You don’t want to set its lifespan too short, since there’s the possibility of it getting “replaced” by the time a user decides to rewind their pool after an emergency or disaster. (Let’s say you only set its lifespan for “one day”. That means a new checkpoint replaces the old one every day. In the real-world example that I linked, the user’s checkpoint might unfortunately be replaced the next day, before they had a chance to use it for their emergency rewind. A default lifespan of one week increases their chances of a “pre-disaster” checkpoint existing.)
Finally, this would only be the default. (A new checkpoint every week.) The user can still change this to a different frequency, or even just disable the “auto checkpoint” feature.
Whether or not a user opts for the “auto checkpoint” feature, they can still manually manage it via a button in the pool’s page.
Check points should not be auto-cleared because checkpoints can be another tool to prevent ransomware from over-writing ‘good’ snapshots.

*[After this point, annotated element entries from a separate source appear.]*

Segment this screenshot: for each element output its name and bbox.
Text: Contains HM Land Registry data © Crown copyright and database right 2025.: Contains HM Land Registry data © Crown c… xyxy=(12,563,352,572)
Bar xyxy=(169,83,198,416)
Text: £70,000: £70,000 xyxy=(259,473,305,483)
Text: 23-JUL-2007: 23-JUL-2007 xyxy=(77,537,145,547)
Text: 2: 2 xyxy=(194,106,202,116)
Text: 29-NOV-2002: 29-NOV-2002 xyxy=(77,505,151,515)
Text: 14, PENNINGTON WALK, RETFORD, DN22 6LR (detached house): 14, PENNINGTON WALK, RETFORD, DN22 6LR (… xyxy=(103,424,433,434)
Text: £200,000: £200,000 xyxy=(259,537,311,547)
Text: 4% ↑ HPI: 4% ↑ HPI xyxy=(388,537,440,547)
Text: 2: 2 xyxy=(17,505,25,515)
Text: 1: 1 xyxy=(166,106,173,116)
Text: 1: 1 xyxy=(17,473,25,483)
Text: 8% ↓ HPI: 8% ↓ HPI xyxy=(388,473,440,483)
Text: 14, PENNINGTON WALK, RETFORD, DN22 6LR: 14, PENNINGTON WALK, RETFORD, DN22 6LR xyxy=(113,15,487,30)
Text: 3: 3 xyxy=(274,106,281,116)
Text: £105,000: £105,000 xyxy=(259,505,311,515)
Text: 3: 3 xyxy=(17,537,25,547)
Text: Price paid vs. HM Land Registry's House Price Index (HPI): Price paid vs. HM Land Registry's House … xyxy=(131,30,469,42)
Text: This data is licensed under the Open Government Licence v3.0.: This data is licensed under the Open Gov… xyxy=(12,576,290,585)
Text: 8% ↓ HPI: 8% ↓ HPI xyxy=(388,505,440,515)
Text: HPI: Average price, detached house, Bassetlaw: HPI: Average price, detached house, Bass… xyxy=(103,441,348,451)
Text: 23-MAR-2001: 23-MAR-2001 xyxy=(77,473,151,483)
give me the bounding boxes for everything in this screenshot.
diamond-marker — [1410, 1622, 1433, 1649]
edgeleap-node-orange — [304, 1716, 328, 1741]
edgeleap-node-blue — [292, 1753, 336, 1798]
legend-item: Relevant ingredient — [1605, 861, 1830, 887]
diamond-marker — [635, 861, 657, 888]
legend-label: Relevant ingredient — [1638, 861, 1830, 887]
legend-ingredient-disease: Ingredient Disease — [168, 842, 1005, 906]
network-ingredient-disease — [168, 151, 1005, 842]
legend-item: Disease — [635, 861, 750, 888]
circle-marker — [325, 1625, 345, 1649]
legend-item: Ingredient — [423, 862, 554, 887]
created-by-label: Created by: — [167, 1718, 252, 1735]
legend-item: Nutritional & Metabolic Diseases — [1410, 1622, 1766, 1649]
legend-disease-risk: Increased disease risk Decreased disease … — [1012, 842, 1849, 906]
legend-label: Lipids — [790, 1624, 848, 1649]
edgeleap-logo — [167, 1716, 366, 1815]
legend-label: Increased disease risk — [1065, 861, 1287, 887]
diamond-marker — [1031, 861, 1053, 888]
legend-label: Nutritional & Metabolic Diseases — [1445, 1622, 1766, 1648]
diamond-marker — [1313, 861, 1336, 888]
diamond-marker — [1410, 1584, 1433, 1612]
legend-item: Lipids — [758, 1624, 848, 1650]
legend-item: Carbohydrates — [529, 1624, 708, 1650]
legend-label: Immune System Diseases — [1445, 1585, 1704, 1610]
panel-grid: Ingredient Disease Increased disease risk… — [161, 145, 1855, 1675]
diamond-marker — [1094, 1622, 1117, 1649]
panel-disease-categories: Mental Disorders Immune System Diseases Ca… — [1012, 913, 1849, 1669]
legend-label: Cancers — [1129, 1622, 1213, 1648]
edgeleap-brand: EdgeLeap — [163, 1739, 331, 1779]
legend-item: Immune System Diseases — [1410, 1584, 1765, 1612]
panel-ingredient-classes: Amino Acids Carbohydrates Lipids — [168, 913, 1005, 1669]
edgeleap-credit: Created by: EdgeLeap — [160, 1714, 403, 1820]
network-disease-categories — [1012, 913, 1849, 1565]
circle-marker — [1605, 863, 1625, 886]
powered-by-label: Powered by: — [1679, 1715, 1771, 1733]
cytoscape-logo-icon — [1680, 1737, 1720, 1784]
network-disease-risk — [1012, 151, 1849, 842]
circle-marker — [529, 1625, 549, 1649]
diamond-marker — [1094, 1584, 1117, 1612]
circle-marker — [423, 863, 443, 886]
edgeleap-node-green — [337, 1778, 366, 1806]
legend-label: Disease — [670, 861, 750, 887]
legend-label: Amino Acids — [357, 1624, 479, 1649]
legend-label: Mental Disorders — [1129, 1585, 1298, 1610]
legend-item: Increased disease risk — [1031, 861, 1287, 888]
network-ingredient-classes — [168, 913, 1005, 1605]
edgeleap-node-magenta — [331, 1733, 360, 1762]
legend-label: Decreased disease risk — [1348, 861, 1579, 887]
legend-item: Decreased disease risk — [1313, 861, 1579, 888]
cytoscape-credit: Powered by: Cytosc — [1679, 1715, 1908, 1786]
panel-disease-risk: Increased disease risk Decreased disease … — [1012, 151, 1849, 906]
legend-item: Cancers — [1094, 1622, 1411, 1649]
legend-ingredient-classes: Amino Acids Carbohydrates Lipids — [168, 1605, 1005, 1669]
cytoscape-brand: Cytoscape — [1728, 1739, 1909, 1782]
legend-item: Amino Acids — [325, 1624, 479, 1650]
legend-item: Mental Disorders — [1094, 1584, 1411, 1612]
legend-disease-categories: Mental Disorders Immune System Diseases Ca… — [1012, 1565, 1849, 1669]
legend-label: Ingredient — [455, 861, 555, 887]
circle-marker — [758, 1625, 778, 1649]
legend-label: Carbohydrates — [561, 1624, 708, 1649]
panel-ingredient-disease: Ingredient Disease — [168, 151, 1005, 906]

Clearing a checkpoint should require a higher level of authorization than SMB access / whatever.
There’s more nuance to this than how we think of snapshots.
The obvious thing to accept is that having no checkpoints is always worse for the user, in terms of recovery, than having “auto checkpoints”, which are replaced on a regular basis.
Then there’s the idea that one can decide if they want “auto checkpoints” (as described above), or if they would rather manage a pool’s checkpoint manually. If done manually, it’s up to them to discard/replace a checkpoint with a new one.
So for TrueNAS to periodically create a new checkpoint once a week is already beneficial to safeguard a user’s data (and mitigate against an unrecoverable “mistake”) than to have no automatic checkpoints.
If a checkpoint does get discarded and replaced with a new one, in which they cannot rewind back to the “good” checkpoint, then it’s no different than having no checkpoints (which is already the situation with TrueNAS.)
EDIT:
Take this “non-GUI” method of “auto checkpoints”. It’s at least something. Had @Berboo taken weekly checkpoints, at least they’d have a chance to safely rewind their pool back to a state before they recursively deleted all folders.
You might ask, “But what if the weekly task replaced a good checkpoint from a few days ago with a new one?”
In that case, they wouldn’t be able to rewind their pool back to a “good” state. But how is that any worse for them as compared to having no checkpoints at all? They’d be in the same bad situation.